New York Times/Hugo Dixon — Prime Minister Alexis Tsipras received good news over the weekend when a stress test showed that the top Greek banks needed to raise a lowish 14.4 billion euros, or $15.9 billion, in capital. But Mr. Tsipras has to implement more tough measures before he can get the economy growing. Until then, he faces political risks, which could yet tip Greece back into crisis.
An assessment by the European Central Bank found that the four banks — Alpha Bank, Eurobank, National Bank of Greece and Piraeus Bank — had a collective capital shortfall of €14.4 billion under an “adverse” scenario. This is less than the €25 billion maximum earmarked for bank recapitalization as part of Greece’s latest bailout program. What’s more, the banks will need to find perhaps around half that amount in state aid. The rest they can probably get by swapping bondholder debt into equity capital, issuing shares to private investors and selling assets.
What this means is that Greece’s overall debt may be €15 billion to €20 billion lower than earlier projections — peaking at a still eye-popping level of 190 percent of gross domestic product, rather than 200 percent.
The top four banks all stand a pretty good chance of raising the minimum capital required to avoid being effectively nationalized by the Greek state. To avoid that fate, they need to raise the entire capital shortfall identified under a “base case” stress test: €4.4 billion in total.
Provided the banks can find the necessary base-case capital themselves, the Greek state will provide whatever capital they can’t raise under the adverse scenario on relatively generous terms. It will use money borrowed from its eurozone partners to buy a mix of shares and contingent convertible bonds. The latter will not have votes and will turn into ordinary equity only if the banks’ capital buffers fall below a predetermined level in the future.
It is not certain that all four banks will be able to raise base-case capital privately. The biggest question mark hangs over Piraeus Bank, which has the largest base-case shortfall: €2.2 billion. After taking account of bond swaps and asset sales, it needs about €1.5 billion from private investors.
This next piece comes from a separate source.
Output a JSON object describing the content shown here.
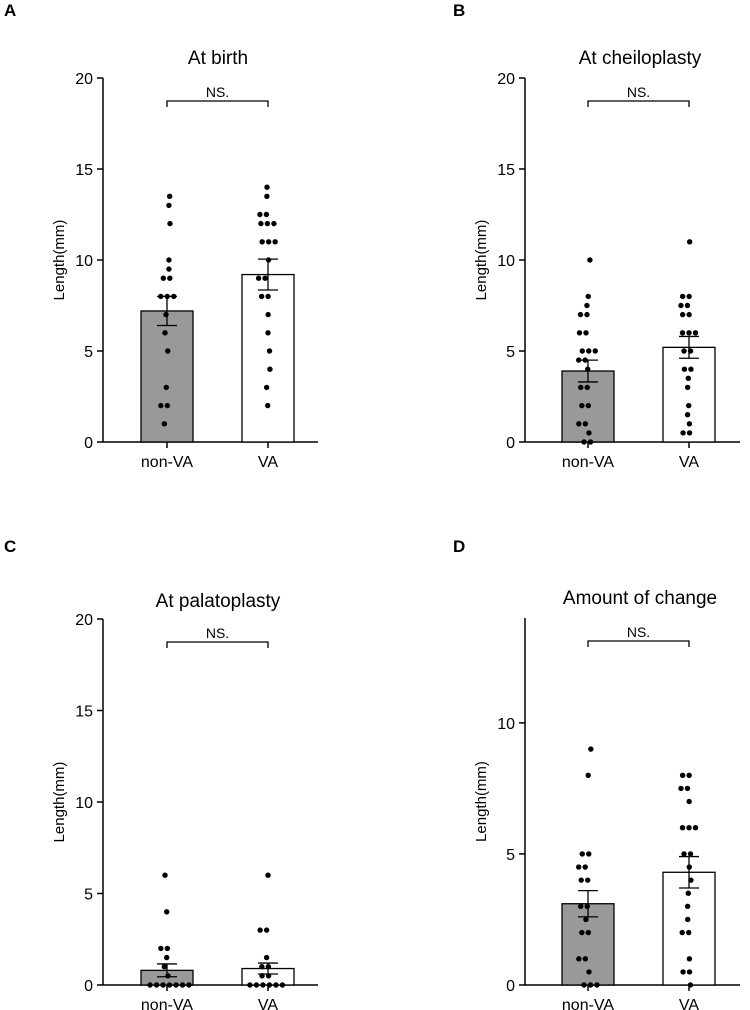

The main thing that could throw the capital increases off track would be signs that Athens is bogged down on other parts of the bailout program. If the banks then have to rely entirely on state aid, that won’t just increase Greek debt. It may push the whole recapitalization exercise beyond the year-end deadline — something that could result in uninsured depositors seeing part of their savings forcibly converted into bank shares under new rules that would then kick in.
Mr. Tsipras needs to keep running to avoid such a blow to confidence. And there are other reasons he can’t afford to relax.
Cash from the latest bailout program will flow only if Greece passes more milestones. The first €2 billion dollop of aid will be used partly to pay money Athens owes the private sector. Such a cash injection will help counteract the tax increases and spending cuts the government is having to implement.
But to get this money, Mr. Tsipras is supposed to implement 49 measures, including liberalization of closed professions and measures to crack down on tax evasion. So far, he is behind schedule and has done only about two-thirds of the work.
The biggest prize, though, is debt relief. The eurozone has agreed to consider lightening the load of Athens’s loans — probably by lengthening the period it has to repay what it owes. But it will start negotiations only when Greece receives a pass mark in the first review of the new bailout program.
To receive such a thumbs-up, Mr. Tsipras needs to implement a second raft of overhaul measures as well as agree to budget cuts for the next three years. Although the details haven’t yet been set, these are likely to be politically tough. For example, farmers will need to pay higher taxes, and big pension cuts will be required to compensate for a court ruling that declared previous reductions unconstitutional.
Athens is also supposed to strengthen the independence of its tax authority. Last month, Mr. Tsipras fired its boss.
The measures the government has pushed through are already causing a backlash. Farmers are threatening to bring their tractors into Athens, and pharmacists have been on strike. As the prime minister pushes through even more unpopular measures, some of his party’s members in Parliament may desert him and he could lose his wafer-thin majority. He might then struggle to put together a new coalition, because the opposition parties distrust him deeply.
Mr. Tsipras’s best bet is to move as fast as he can now. That way, the creditors may reward his actions, providing some relief before he faces yet more stress tests of his own.